Pure gold is beaten into thin sheets and cut into strips. It was sufficiently malleable to work into warps, stitch through open weaves and wind around a silk core to couch onto the fabric.

Later gold thread was made by covering a silver wire with gold coating which was drawn out into any thickness. The thread was then hammered flat and wound round a core of silk or synthetic yarn for couching, or it could be spun and drawn through a series of holes in diminishing sizes until the thread was fine enough to spiral into purls (fine wire spiralled into a hollow spring) and bullions (bulky purls) which can be cut and used as gold beads. Today gold plating has been overtaken by plated alloys and synthetics.

TECHNIQUE
Gold work is different from most other types of embroidery because most gold thread is couched down. Thus it is akin to jewellery or even sculpture because the surface appears faceted as the light catches different angles of the thread which padding accentuates.

Gold work was and is used in ecclesiastical work and the gold yarn, real gold, was very valuable.
In history, gold from garments was exchanged for money for ammunition, especially during the Napoleonic Wars. Thus people often raided gold from garments, banners and ecclesiastical work.

In England there were laws to forbid folk other than royalty or nobility from wearing gold.
William the Conqueror imprisoned people who wore gold.

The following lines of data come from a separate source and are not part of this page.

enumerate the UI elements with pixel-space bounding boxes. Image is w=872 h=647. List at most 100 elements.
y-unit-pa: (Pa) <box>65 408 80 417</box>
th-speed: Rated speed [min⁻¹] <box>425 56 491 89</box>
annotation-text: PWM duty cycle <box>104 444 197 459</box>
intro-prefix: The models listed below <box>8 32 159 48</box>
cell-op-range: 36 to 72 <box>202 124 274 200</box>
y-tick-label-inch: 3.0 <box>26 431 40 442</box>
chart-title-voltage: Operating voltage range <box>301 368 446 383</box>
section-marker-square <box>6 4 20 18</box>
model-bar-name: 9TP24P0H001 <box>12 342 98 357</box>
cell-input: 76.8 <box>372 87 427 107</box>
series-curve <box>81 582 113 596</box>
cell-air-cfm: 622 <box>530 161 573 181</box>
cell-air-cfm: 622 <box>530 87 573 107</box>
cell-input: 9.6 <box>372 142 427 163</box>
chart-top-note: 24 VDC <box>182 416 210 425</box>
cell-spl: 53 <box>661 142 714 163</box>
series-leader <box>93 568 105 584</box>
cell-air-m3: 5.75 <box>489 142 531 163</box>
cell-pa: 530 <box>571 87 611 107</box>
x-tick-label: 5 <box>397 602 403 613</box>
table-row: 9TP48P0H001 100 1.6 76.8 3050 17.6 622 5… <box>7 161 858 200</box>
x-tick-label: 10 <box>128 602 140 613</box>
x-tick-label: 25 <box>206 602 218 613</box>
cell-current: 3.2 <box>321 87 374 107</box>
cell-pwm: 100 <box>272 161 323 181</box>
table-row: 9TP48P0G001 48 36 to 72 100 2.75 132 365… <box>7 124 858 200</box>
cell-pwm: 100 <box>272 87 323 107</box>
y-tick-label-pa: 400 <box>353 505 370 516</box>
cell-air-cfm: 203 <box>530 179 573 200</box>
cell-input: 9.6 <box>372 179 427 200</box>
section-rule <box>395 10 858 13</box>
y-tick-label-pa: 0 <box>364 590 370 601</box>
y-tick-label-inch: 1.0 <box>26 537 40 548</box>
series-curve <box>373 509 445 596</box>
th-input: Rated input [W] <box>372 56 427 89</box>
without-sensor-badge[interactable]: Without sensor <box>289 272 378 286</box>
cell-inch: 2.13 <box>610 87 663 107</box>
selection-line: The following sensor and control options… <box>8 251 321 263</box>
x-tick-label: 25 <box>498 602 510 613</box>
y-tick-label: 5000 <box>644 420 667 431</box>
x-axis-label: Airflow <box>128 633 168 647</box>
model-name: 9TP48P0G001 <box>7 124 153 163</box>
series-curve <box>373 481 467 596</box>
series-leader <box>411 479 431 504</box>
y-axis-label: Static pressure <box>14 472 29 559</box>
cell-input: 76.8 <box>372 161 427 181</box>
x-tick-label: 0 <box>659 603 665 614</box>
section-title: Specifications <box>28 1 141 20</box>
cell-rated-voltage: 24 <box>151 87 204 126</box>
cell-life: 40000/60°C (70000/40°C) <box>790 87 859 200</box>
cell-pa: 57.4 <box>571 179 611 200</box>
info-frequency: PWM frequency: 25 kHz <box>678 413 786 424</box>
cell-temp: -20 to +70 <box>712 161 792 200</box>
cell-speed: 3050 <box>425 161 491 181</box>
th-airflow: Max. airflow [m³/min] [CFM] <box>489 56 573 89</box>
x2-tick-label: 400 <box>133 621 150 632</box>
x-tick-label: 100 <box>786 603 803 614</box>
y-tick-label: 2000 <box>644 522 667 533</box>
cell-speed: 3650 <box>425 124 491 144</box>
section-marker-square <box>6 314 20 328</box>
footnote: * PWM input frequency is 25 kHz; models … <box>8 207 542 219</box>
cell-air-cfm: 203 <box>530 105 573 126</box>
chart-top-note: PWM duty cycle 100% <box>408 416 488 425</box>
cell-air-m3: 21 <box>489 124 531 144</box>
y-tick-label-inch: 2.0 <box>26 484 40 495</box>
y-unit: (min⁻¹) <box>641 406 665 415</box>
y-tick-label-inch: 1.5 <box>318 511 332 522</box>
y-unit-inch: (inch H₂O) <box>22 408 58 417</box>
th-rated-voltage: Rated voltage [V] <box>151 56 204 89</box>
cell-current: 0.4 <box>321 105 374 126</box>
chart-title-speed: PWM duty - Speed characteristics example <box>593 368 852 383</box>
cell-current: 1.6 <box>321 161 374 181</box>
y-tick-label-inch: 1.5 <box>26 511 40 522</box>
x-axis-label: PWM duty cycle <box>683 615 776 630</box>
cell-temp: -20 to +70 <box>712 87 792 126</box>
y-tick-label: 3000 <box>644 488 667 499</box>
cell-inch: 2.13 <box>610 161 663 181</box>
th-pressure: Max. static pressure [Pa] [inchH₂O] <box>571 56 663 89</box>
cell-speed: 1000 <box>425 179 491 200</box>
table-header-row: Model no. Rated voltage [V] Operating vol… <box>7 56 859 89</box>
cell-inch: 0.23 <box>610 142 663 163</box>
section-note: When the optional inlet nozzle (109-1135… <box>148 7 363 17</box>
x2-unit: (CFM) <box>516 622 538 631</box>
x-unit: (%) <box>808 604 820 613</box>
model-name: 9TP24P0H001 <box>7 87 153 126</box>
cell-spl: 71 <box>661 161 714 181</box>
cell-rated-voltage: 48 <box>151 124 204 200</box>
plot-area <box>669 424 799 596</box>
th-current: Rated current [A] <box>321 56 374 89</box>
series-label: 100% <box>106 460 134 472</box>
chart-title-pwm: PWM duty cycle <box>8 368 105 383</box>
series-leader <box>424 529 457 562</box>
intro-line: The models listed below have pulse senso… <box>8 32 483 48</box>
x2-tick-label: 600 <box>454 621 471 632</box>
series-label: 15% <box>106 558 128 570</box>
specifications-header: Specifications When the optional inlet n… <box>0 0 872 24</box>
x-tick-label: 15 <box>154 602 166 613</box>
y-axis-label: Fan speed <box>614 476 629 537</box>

PARFILAGE or DRIZZLING was common. A special instrument like an unpicker was used to remove gold thread from garments. In her diary, a duchess complained at afternoon tea, someone drizzled gold from her garment. In the Vatican, ecclesiastical garments are kept in glass cases and often one can see the lines where the gold has been removed.

Copes were kept in large semi circular locked oak cabinets which stood on legs. The legs were poisoned so that rats could not run up and chew through. Other cabinets had a wide round disc around the legs.

RONDALS
As real gold was so expensive, the gold embroidery was worked on rondals and appliquéed onto the fabric. When the fabric wore out the rondals were removed and stitched onto another garment.
Rondals were round in shape indicating infinity - going on forever.

OR NUE (Burgundian embroidery or Italian shading)
This is a method of laying gold thread to completely cover an area, with no background fabric visible.
OR NUE arose from the painting and enamelling that was fashionable in 14th century Burgundy and
was used extensively in ecclesiastical embroidery and for religious symbols such as bishop’s crests.
This was the introduction of colour into gold embroidery.

The gold thread, usually in pairs, is laid in horizontal straight lines and couched over in a coloured thread . as often and as closely as required by the design. Areas not requiring colour, used self-coloured silk or transparent thread. Because the couching thread MUST be vertical, there is often distortion in the design such as faces. The aim is to create an impression rather than exact reality.